Why would any woman hide such treasures, no matter what her age? If you begin to feel that they aren’t quite as glorious as they once were, there are beautiful stockings and shoes to show them to their best advantage – and even makeup (did you know there was leg makeup? I didn’t. I’m wondering what other secrets the universe is withholding.).

The female leg holds a particularly powerful place in the popular imagination: think of Ally McBeal, sent to jail on a contempt of court charge by a judge who thought her skirts were too short. Or Claudette Colbert, bringing traffic to a screeching halt with one shapely leg in 1934’s It Happened One Night. Cyd Charisse, the dancer whose endless legs provide an erotic backdrop for Gene Kelly in Singin’ in the Rain and Fred Astaire in The Band Wagon, used to say she wanted a particular phrase on her gravestone: “People sometimes had trouble placing her face, but they never forgot her pins.”

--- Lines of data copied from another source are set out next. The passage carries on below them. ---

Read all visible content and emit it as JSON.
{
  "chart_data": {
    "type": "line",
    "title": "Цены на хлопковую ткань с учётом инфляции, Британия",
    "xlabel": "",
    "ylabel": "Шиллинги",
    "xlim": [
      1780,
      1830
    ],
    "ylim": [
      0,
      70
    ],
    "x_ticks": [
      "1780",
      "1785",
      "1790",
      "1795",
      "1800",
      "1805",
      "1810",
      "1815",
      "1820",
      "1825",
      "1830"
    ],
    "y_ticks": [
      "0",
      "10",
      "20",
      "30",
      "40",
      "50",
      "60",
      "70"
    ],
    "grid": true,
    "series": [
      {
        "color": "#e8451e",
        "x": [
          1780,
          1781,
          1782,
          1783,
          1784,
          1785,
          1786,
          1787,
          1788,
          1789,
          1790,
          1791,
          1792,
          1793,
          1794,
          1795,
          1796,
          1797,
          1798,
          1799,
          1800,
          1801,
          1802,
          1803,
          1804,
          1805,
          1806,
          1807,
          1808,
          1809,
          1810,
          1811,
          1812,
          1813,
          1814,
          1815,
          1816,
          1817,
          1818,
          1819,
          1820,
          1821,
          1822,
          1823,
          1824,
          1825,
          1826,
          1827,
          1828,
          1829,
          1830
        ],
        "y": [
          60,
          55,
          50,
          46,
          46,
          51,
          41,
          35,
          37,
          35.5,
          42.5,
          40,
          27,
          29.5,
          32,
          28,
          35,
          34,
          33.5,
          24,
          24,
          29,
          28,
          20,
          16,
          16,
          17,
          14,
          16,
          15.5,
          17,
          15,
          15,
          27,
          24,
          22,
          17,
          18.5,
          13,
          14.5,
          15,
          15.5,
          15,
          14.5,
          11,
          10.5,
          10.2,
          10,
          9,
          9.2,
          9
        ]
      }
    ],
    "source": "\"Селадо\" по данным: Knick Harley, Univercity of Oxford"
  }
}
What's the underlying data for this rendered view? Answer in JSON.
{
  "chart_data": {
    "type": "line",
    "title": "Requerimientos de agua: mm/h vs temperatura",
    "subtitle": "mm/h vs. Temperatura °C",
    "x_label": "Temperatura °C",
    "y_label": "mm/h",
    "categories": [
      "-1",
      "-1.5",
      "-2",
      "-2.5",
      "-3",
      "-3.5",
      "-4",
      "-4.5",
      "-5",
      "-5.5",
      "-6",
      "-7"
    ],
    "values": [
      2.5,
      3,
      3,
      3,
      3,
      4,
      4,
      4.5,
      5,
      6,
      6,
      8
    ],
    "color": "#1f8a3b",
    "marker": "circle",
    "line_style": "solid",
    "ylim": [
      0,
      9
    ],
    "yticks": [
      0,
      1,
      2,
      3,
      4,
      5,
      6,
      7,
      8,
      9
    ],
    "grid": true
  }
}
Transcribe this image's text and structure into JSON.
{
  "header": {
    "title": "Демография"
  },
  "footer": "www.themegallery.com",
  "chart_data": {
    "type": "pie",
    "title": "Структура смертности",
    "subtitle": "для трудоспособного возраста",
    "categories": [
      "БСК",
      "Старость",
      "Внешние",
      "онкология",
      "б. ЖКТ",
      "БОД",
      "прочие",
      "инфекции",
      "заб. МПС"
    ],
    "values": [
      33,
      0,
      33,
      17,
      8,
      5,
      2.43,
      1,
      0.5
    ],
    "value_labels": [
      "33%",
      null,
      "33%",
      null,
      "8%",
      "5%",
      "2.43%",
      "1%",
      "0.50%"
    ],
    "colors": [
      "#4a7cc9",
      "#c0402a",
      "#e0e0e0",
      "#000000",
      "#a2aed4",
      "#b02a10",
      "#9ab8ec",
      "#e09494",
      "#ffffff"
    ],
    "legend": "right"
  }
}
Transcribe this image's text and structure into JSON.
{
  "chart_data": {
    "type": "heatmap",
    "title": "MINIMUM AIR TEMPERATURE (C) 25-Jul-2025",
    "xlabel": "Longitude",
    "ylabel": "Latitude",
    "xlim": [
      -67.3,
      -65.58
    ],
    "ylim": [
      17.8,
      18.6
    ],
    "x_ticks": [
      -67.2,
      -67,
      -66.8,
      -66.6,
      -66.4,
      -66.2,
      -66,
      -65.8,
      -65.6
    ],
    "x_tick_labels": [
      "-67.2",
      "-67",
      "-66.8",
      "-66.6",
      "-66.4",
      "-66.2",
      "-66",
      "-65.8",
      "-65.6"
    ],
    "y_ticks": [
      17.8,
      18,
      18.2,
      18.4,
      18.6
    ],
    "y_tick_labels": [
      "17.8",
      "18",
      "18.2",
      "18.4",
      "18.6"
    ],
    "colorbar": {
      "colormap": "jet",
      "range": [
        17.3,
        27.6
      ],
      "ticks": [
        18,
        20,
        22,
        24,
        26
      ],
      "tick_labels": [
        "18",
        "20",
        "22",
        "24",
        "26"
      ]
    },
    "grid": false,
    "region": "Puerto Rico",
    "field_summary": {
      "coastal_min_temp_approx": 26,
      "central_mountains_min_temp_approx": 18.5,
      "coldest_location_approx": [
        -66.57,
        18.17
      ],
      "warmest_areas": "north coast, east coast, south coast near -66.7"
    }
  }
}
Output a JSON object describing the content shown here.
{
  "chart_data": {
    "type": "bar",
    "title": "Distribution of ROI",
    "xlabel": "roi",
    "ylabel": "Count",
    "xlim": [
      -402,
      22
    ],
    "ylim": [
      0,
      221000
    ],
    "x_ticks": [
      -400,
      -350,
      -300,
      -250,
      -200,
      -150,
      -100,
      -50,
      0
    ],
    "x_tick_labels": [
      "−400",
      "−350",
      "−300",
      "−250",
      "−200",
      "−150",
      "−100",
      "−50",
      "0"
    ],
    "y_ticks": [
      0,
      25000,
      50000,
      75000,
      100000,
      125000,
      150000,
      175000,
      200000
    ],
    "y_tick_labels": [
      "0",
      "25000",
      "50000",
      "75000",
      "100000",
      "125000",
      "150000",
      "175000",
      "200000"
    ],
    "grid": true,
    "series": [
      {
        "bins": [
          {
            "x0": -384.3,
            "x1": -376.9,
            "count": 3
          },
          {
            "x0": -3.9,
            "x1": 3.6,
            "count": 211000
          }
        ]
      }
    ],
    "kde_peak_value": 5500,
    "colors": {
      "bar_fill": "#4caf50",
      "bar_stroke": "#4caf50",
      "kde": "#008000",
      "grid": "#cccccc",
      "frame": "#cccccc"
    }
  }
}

There is a reason that Mike Nichols framed the most famous shot in The Graduate the way he did. As Mrs. Robinson, Anne Bancroft slowly twirls on a bar stool, her skirt sliding up her magnificent legs, as Dustin Hoffman stares at her and stutters, “Mrs. Robinson, you’re trying to seduce me, aren’t you?” Bancroft was 36, playing a decade older, a wily woman using the most powerful weapon in her artillery: the legs are the last things to go.

A woman’s leg is a singular piece of anatomy, both functional and erotic, powerful on many levels. Women’s legs have always been frightening to those who fear our bodies and what we might do with them when we no longer needed to obey arbitrary rules.

“The legs speak loudly because they are powerful secondary sexual signifiers,” writes Colin McDowell in his book The Anatomy of Fashion: Why We Dress the Way We Do. “… The legs are also physically close to the sexual organs and the bottom, and therefore are capable of leading the imagination into lewdness. For that reason, legs – bared female legs, at least – have been subject to religious injunction to keep them covered.”

It’s not just frowny-faced religion that wants to keep women’s sexuality undercover. The world of fashion, which is at heart quite conservative, is also horrified by the idea of an older woman as a sexual being. Hence, the ridiculous edicts about when you should stop wearing short skirts.

So there: if you needed another reason to keep showing off your legs until you pop your clogs, imagine that it’s your duty to female emancipation.

Consider the flappers who risked moral opprobrium with their short skirts and the tennis players who outraged by flaunting their knees and the mini-skirted masses who turned heads on the King’s Road in the mid-1960s. They were all saying, in essence, “These are my legs, not yours, and I’ll cover them up or show them off as I please.”

Reader, I bought it. The dress, I mean. I put it on just before we went to the fancy dinner, and my husband said, “Hello, legs!”

Which is, let’s face it, the kind of response you want. That dress is never going back in the closet, and neither are my pins.